While their idea of pricing for a so-called consumer-level camera may leave most nonprofessional photographers scratching their heads (and checking their bank accounts), the Hasselblad Stellar Special Edition Cameras ($3,175) are still something to behold. With several options available, you can choose a white, black, or orange body, with either a carbon fiber, padouk, or wenge wood grip. Inside they feature the workings of the excellent Sony X100 camera, with a 28-100mm Carl Zeiss zoom lens, a 20-megapixel sensor, a wide ISO range, full HD video capability, and 3.6x optical zoom capability.
With all the advances in DSLR technology we've seen on the market lately, camera makers run the risk of losing touch with where they came from. The Nikon Df Camera ($3,000) is deeply in touch with its roots, bringing us a camera that's aesthetically inspired by classic 35mm film cameras, but packed with professionally-focused digital tech. Wrapped in leather and chrome and covered in dials and knobs galore, this full-frame camera features a 16.2 megapixel FX-format CMOS sensor and Nikon's Expeed 3 processor. It ships with a 50mm f/1.8 lens, and is priced for professional photographers who want a slightly smaller body that doesn't sacrifice features (save, of course, its hard-to-ignore lack of video capability).

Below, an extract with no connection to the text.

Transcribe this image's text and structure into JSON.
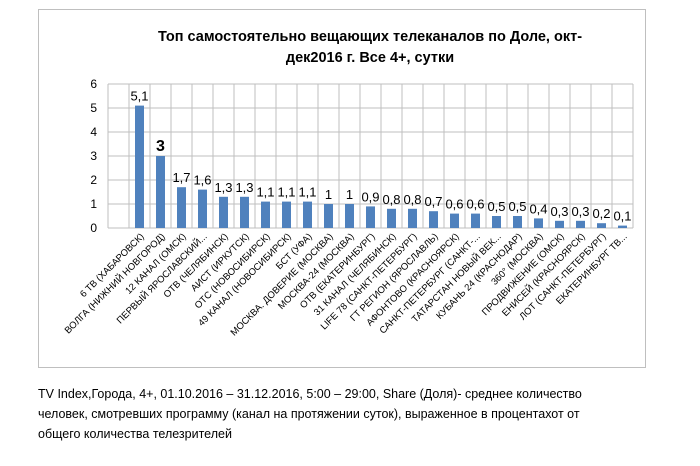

When you're packing to head out on a quick weekend trip, space can be tight, especially if you want to avoid checking your bags — so when you need a compact semi-professional camera that doesn't sacrifice image quality, you need the Olympus Stylus 1 Camera ($700). It features a single built-in f/2.8 10.7x 28-300 millimeter lens that retracts fully into the camera body, so you get great zoom without the bulk of a full telephoto lens. A 12 megapixel backlit CMOS sensor combined with the TruePicVI image processor gives you great images with fast response times. Additional features include an electronic viewfinder, three-inch LCD screen, WiFi connectivity, and a range of shooting modes.